= Edwin R. Russell =

African American chemist

Edwin Roberts Russell (1913 – 1996) was an American chemist. He was one of the few African American to work on the Manhattan Project, researching the isolation and extraction of plutonium-239 from uranium at Chicago's Met Lab.

== Early life and education ==
Russell was born June 19, 1913 in Columbia, South Carolina.
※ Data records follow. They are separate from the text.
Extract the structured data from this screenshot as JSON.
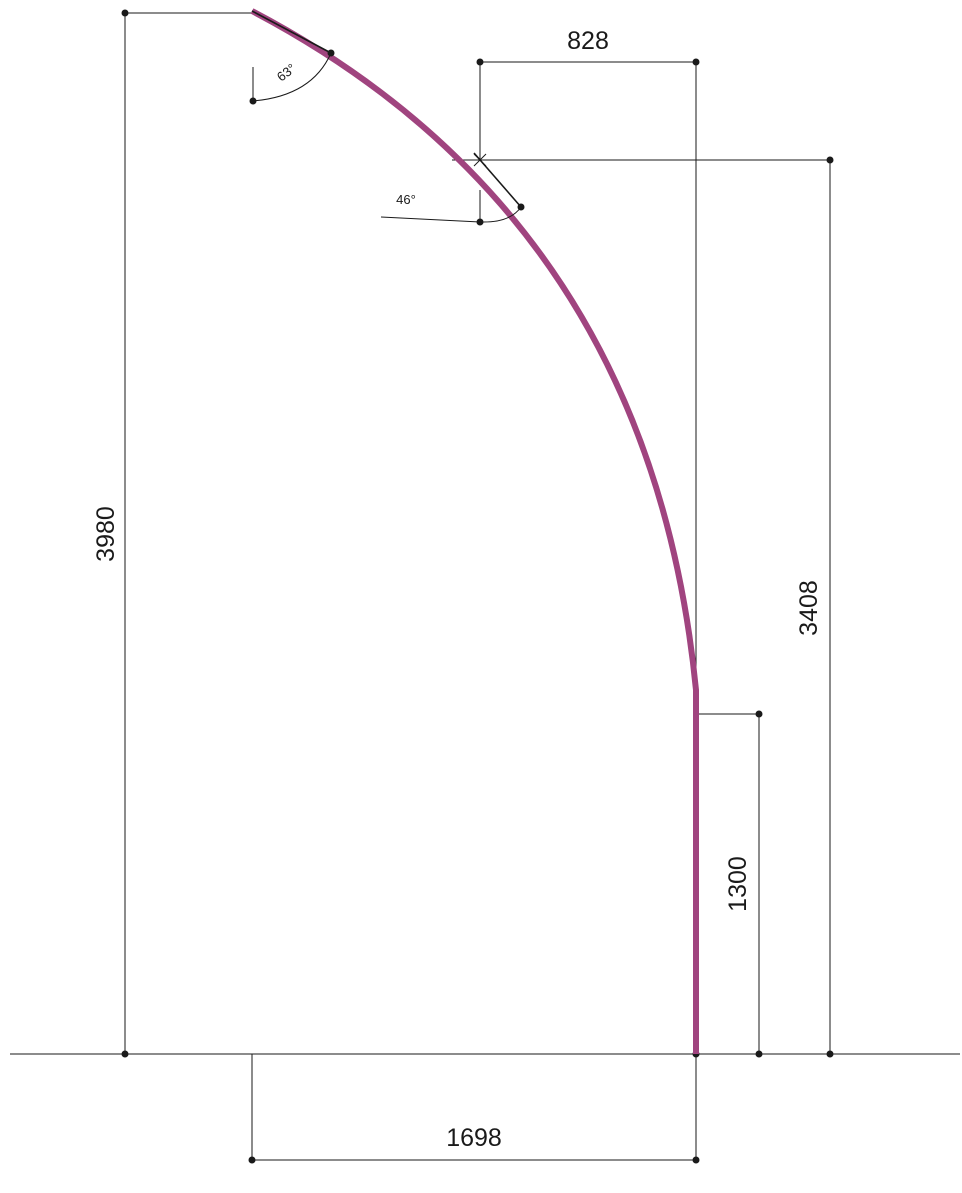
{
  "dimensions": {
    "total_height": "3980",
    "upper_height": "3408",
    "straight_height": "1300",
    "top_width": "828",
    "base_width": "1698"
  },
  "angles": {
    "top_angle": "63°",
    "mid_angle": "46°"
  },
  "colors": {
    "profile": "#a0447f",
    "lines": "#1a1a1a"
  }
}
In 1935, Russell earned his B.S. degree from Benedict College, and in 1937 earned his M.S. Degree in Chemistry from Howard University. While working as a chemistry assistant and instructor at Howard University from 1936 to 1942, Russell decided to further his career at the University of Chicago earning a PhD in surface chemistry in 1942.

== Career ==

Russell worked on the Manhattan Project from 1942 to 1946 at the University of Chicago's Met Lab, researching the isolation and extraction of plutonium-239 from uranium. In 1947 to 1953, Edwin served as chairman of the Division of Science at Allen University in Columbia, SC. From 1953 to 1976, Russell worked at Savannah River Nuclear Laboratory in Aiken, South Carolina.

Edwin R. Russell received an Honorary Doctorate Of Science from Benedict College. He died on April. 7, 1996 at the age 82 while living in Waverly Historic District (Columbia, South Carolina). In honor of Edwin R. Russell, the South Carolina Legislature declared Russell “One of South Carolina's ablest and distinguished leaders".